U.S. President Donald Trump undertook his Asian tour of five countries namely; Japan, South Korea, China, Vietnam, and the Philippines that was commenced on 5 November and will end on 14 November. He will also attend the Asia Pacific Economic Cooperation (APEC) moot and East Asian Summit (EAS) of the Association of the South Asian Association (ASEAN) that will be held at Da Nang in Vietnam on 10 November.
Trump’s tour is the longest taken by an American president in more than a quarter century. There are a number of thorny issues of bilateral concerns between the United States and these countries as well as many regional chaotic issues on the top of which is the North Korean mess up of nuclear and missiles built up. The United States needs the support of China to handle the North Korean worries.
Trump called Japan a “warrior nation” just ahead of embarking on the Asian tour – a message given to North Korea. The post-war Japan, however, is a peace-loving nation. At Hawaii, Trump laid a wreath in honor of the Pearl Harbor’s victims who were attacked by the imperial Japanese forces on 7 December 1941 before taking the East Asian tour. Trump left the impression on Japan that America has not forgotten the Japanese attack in spite of lofty developments between the two nations. It was Japanese Prime Minister who made a tactical move to mend fences with Trump and met with him when he was just elected.
Abe built rapport with him when he visited New York and Florida. Abe needs the United States’ support against the North Korean threat and Trump needs Japan as strong U.S. ally in the Asia-Pacific.

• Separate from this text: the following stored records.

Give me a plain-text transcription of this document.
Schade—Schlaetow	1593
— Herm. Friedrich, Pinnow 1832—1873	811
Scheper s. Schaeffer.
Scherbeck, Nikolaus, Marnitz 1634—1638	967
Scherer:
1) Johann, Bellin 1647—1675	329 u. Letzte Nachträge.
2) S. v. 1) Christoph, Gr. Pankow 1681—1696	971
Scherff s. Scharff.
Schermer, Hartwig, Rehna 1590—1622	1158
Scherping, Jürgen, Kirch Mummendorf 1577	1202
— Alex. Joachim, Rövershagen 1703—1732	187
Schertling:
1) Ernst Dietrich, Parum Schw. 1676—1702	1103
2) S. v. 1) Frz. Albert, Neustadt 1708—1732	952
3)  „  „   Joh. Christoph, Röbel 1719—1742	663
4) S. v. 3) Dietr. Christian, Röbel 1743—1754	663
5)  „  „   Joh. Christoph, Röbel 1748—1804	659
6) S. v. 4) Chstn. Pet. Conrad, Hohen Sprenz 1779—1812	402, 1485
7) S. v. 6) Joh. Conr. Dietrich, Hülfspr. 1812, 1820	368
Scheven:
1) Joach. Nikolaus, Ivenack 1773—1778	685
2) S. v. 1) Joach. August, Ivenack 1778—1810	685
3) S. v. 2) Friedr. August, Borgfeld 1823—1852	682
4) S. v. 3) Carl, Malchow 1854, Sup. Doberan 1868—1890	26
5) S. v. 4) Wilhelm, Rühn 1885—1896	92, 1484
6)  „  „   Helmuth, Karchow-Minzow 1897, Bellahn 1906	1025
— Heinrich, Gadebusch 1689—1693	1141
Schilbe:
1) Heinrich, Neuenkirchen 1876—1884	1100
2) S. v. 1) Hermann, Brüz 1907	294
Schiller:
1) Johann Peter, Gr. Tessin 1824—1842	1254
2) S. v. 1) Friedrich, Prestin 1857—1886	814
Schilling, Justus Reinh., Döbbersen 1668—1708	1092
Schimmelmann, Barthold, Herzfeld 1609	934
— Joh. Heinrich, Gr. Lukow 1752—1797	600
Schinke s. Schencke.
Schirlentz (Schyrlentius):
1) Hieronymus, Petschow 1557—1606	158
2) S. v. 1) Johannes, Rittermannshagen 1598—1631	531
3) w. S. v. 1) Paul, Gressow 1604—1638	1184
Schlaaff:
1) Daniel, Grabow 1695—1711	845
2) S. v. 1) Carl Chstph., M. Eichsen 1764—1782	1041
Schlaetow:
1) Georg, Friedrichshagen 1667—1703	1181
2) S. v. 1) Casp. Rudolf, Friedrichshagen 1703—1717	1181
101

The visit will just re-kindled ties between the two countries.
Japan will also seek American support in the South Pacific against what it called the rising Chinese militarisation and particular for Senkaku Island, known as Diaoyu in China. China is modernising its PLA’s navy to face new challenges posed by new strategic developments in the South China Sea.
Trump arrived in Japan on 5 November and departed on 7 November. He held a summit meeting with Abe on 6 November but just upon his arrival addressed the American troops at Yokota Air Base at the outskirts of Tokyo. He also met with Emperor Akihito and Empress Michiko at the Imperial Palace in Tokyo before the formal summit with Abe.
Trump called Japan as a crucial ally at the Yokata Air Base while addressing American troops. Trump also met with some of the relatives of the Japanese abductees who were abducted by North Korea in the 1970s. The matter is not fully resolved between Tokyo and Pyongyang. One has to see how the involvement of the United States would dissolve the abductees’ issue. Trump and Abe are also trying to align their thinking on the free and open Indo-Pacific region in which they are also assigning a greater role to the Indian Navy.
A sticking point in the United States relations with Japan is the issue of trade. Trump withdrew from the Trans Pacific Partnership (TPP) in January and Japan is still in lurch as how to fill the vacuum. Trump wants better trade deal with Japan. He does not think that the trade between the two countries is free, open, and reciprocal. The US-Japan bilateral trade stood around US$ 270.7 in 2016. The United States exports were US$ 107.9 billion while its imports from Japan accounted for US$ 162 billion, making the trade deficit US$ 54.9 billion.
The main trade issue Trump has raised in Japan was autos manufacturing. He asked Japanese businessmen to manufacture cars in America rather than to ship them from Japan. Mazda and Toyota are investing US$ 1.6 billion to create new jobs in the United States. The Japan Automobiles Manufacturers Associations (JAMA) says that around 75 percent cars that are sold in North America are built there by Toyota, Honda, Nissan and Mitsubishi, and these companies built 3.9 million vehicles in the U.S. in 2015, according to JAMA. The organization said that, as of 2015, Japanese automakers operated at least 26 manufacturing plants and 36 research and development facilities in the U.S. Japan buys American military hardware to balance its trade with the United States.
In tackling North Korean crisis, Trump has won Abe’s hawkish approach but remained unable in getting the same from President Moon Jae-in whose approaches differently in tacking the North Korean spade. Trump even opted for a unilateral military action. Moon goes for engagement and a negotiated settlement. Trump may be upset with Moon but fully coordinates with Abe.
Trump made it undeniably clear that the United States stands behind Japan under its treaty obligations if attacked by North Korea. Much is not expected to come out of the Trump-Abe discussions on North Korea and bilateral trade deal between the United States and Japan. The reinforcement of ties and strategic partnership will be a major outcome of this visit.